Treasury Prime, an embedded software company, announced Tuesday that it partnered with Narmi to enable its banking customers to send and receive money instantly through the FedNow service.
Narmi, a platform providing digital banking solutions for financial institutions, will act as the small and mid-sized banks’ official service provider for FedNow and connect directly to the Federal Reserve posting transactions to the core banking system. The fintech will also empower the operations team of the financial institutions to meet the compliance requirements, the companies said.
The digital banking platform’s FedNow service will support a range of FedNow service offerings, including receiving, sending to linked and external accounts, and offering request-for-payment options.

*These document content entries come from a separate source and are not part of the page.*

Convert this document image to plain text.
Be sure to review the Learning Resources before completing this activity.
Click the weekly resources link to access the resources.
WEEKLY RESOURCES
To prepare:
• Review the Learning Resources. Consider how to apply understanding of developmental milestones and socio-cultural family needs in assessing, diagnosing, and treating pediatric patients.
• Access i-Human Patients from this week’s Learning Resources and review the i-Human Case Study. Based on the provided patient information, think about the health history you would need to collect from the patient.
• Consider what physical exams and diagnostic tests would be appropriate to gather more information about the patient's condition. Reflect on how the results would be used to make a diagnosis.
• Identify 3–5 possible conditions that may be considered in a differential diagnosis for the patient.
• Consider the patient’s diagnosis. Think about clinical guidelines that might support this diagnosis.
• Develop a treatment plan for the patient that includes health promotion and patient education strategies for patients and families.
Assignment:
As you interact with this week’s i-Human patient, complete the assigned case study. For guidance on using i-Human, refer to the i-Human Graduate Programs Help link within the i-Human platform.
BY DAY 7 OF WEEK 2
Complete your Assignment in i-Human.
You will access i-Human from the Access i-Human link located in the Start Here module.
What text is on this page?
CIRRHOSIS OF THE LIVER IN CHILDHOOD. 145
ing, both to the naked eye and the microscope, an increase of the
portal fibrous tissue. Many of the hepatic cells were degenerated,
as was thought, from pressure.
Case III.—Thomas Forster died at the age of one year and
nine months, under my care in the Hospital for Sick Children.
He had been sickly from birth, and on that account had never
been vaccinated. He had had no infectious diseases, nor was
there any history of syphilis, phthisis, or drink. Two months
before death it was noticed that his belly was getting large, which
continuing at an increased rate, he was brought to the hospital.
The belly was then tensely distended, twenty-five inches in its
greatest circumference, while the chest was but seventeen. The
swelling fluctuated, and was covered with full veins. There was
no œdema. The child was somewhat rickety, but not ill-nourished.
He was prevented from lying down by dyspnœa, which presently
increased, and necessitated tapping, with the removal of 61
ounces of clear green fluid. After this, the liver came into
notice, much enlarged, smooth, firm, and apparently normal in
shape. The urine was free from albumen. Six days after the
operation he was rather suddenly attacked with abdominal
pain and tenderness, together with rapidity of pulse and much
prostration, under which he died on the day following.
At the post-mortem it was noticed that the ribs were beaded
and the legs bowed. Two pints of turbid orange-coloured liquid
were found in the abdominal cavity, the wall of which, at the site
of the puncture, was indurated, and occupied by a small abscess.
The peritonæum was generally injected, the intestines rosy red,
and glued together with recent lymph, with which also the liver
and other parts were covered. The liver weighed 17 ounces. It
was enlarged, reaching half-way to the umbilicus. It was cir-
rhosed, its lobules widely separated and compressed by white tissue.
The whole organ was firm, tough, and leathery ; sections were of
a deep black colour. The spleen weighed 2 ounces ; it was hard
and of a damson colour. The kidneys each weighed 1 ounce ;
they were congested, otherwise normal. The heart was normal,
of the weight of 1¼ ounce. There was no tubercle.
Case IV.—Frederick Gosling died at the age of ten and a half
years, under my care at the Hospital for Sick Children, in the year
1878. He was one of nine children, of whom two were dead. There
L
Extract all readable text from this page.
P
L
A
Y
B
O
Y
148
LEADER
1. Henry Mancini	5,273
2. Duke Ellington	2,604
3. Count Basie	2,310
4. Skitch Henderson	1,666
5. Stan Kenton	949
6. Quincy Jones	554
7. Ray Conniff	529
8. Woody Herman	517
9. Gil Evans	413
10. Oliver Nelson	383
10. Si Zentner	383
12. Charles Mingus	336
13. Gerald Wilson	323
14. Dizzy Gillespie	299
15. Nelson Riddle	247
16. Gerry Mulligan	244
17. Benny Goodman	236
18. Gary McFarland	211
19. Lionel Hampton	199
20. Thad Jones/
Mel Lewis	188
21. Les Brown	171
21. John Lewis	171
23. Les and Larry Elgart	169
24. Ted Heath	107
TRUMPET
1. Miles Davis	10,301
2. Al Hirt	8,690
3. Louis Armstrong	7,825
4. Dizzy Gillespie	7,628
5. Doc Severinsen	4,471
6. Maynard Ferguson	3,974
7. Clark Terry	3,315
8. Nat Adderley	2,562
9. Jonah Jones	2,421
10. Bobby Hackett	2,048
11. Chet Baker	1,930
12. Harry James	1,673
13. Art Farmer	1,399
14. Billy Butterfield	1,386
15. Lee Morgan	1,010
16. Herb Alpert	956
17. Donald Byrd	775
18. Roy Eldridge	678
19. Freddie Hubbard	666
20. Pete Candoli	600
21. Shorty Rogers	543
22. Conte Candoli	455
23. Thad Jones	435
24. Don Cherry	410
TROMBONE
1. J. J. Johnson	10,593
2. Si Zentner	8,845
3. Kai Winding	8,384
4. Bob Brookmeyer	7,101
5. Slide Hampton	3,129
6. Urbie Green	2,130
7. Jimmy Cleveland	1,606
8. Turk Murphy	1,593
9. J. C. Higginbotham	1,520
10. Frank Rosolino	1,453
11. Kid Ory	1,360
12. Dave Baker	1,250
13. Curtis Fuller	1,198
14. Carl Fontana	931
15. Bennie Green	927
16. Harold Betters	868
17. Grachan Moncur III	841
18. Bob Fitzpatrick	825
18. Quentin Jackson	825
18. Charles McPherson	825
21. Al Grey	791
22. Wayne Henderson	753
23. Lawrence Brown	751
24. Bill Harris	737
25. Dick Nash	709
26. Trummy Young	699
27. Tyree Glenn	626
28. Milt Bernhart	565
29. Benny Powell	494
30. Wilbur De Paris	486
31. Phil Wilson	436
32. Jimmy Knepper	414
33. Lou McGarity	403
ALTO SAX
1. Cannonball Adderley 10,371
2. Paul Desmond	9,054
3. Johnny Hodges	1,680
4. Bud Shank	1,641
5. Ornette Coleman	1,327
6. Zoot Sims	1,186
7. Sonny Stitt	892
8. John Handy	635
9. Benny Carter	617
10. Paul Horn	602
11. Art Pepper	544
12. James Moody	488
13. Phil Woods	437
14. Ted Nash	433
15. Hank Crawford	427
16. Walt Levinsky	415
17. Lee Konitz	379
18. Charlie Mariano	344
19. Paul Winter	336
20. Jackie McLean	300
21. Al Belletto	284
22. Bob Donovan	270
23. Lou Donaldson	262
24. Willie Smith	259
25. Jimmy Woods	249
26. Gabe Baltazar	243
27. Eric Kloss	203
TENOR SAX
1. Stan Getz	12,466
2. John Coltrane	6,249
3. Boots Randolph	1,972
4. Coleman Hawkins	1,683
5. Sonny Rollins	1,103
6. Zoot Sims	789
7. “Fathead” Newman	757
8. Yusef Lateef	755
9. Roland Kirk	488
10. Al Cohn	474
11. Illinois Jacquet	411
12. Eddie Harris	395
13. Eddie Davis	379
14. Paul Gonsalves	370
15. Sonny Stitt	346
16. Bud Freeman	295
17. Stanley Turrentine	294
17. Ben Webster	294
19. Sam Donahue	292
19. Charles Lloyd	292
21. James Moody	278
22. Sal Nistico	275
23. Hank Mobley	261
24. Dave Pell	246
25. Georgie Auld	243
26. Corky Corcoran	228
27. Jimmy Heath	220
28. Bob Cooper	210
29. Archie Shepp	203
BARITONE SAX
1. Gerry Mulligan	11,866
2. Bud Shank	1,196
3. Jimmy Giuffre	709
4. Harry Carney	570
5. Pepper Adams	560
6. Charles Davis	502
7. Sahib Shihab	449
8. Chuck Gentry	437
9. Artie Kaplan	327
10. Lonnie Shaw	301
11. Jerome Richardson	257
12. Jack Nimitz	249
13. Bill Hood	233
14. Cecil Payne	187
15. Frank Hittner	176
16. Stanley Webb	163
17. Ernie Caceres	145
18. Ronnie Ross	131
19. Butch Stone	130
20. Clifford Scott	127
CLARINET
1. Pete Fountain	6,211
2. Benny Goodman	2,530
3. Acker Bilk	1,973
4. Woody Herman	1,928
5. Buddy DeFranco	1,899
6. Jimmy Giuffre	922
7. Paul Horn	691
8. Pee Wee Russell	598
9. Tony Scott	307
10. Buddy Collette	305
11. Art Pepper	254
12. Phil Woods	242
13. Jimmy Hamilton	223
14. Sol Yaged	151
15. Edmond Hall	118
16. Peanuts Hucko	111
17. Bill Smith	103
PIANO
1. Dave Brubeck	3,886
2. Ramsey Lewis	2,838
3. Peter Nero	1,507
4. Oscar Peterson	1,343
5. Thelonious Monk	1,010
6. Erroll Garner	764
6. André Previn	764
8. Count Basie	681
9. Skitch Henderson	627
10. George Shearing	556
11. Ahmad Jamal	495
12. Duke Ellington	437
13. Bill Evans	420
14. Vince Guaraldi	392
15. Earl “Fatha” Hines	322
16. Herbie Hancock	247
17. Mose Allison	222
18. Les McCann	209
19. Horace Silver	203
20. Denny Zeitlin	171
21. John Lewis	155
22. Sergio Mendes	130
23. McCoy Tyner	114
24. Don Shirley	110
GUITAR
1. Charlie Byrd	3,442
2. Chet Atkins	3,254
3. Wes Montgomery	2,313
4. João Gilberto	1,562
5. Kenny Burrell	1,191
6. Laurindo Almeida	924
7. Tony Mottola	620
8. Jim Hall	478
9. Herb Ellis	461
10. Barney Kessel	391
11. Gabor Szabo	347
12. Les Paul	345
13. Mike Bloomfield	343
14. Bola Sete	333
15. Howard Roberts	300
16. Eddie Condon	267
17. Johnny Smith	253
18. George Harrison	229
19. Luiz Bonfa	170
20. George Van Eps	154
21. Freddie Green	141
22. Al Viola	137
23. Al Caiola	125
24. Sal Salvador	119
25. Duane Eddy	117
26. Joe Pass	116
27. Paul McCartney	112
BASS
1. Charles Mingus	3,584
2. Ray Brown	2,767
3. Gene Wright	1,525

“It's our bet that [real-time payments] may have struggled a little bit just because of adoption,” Treasury Prime CEO Chris Dean told Banking Dive. “There are so many banks in the U.S. that enough coverage is challenging. But FedNow has really been the opposite of that; the amount of coverage they have on banks, it's just extraordinary.”
The partnership will help financial institutions in Treasury Prime’s network to offer their fintech clients a secure and user-friendly platform for real-time payments and boost their revenue, he added.
Grasshopper will be the first bank to offer the FedNow capabilities that the Treasury Prime and Narmi integration allow their clients to make use of. This will be the first time the roughly $700 million asset-worth bank will be offering FedNow capabilities to a fintech.
The bank is planning to launch receive-only capabilities to a subset of their clients by the end of the first half of the year, Luther Liang, director of product at Grasshopper Bank, told Banking Dive via email.
“On the Grasshopper side, we saw an increase in requests from our fintech clients for this service and, as an innovative bank, we want to ensure their needs are met. Narmi and Treasury Prime are key strategic partners for the bank and we are long-standing partners of both organizations,” Liang said. “We are a partner-first organization, so creating synergies between our partners significantly benefits our end clients.”
Chris Griffin, a co-founder of Narmi, said in a statement that both firms are aligned to serve the needs of small to medium-sized financial institutions.
“This partnership with Treasury Prime represents a significant leap forward for these banks, opening doors to new revenue streams and enabling them to meet the ever-increasing demand for real-time payment solutions in the modern financial landscape,” Griffin said Tuesday.
The different methods used to transfer money, including the Automated Clearing House network, wire transfers, or paper checks, are either expensive or slow, according to Dean. FedNow fills in the gap with fast and less expensive money transfers and is a sign of the maturity of the U.S. banking system, he added.
Liang echoed the importance of FedNow and the bank-fintech partnerships using the Fed’s infrastructure.
The partnership “is specifically designed to empower our fintech clients to revolutionize the financial experiences they deliver. Together, with our partners’ expertise and our commitment to cutting-edge solutions, FedNow will unlock a new era of efficiency and opportunity for our fintech clients,” he noted.
Bank-fintech partnership in BaaS space
Recently, Treasury Prime pivoted and decided to double down on the banks since they are the firm’s main customers. The market is “chaotic” right now because of the way banks and fintechs partner, Dean added.
Dean headed Silicon Valley Bank’s fintech group for two years before establishing Treasury Prime in 2017. He built the company on the insights he gained from his interactions with regulators while working there.
The fintech’s software helps to identify any lapse in governance or compliance, which it then brings to the bank’s attention.
One of Treasury Prime’s long-time partners, Piermont Bank, entered into a consent order with the Federal Deposit Insurance Corp. for the deficiencies in its banking-as-a-service work and partnerships with fintech, the regulator disclosed Friday.
“I know the Piermont Bank folks really well. They are a longtime partner of mine. I am confident in their ability to run a good bank. But I think that if you look at the larger picture, it’s just a wake-up call,” Dean said, adding that since governance matters in partnerships, “you have to be careful here.”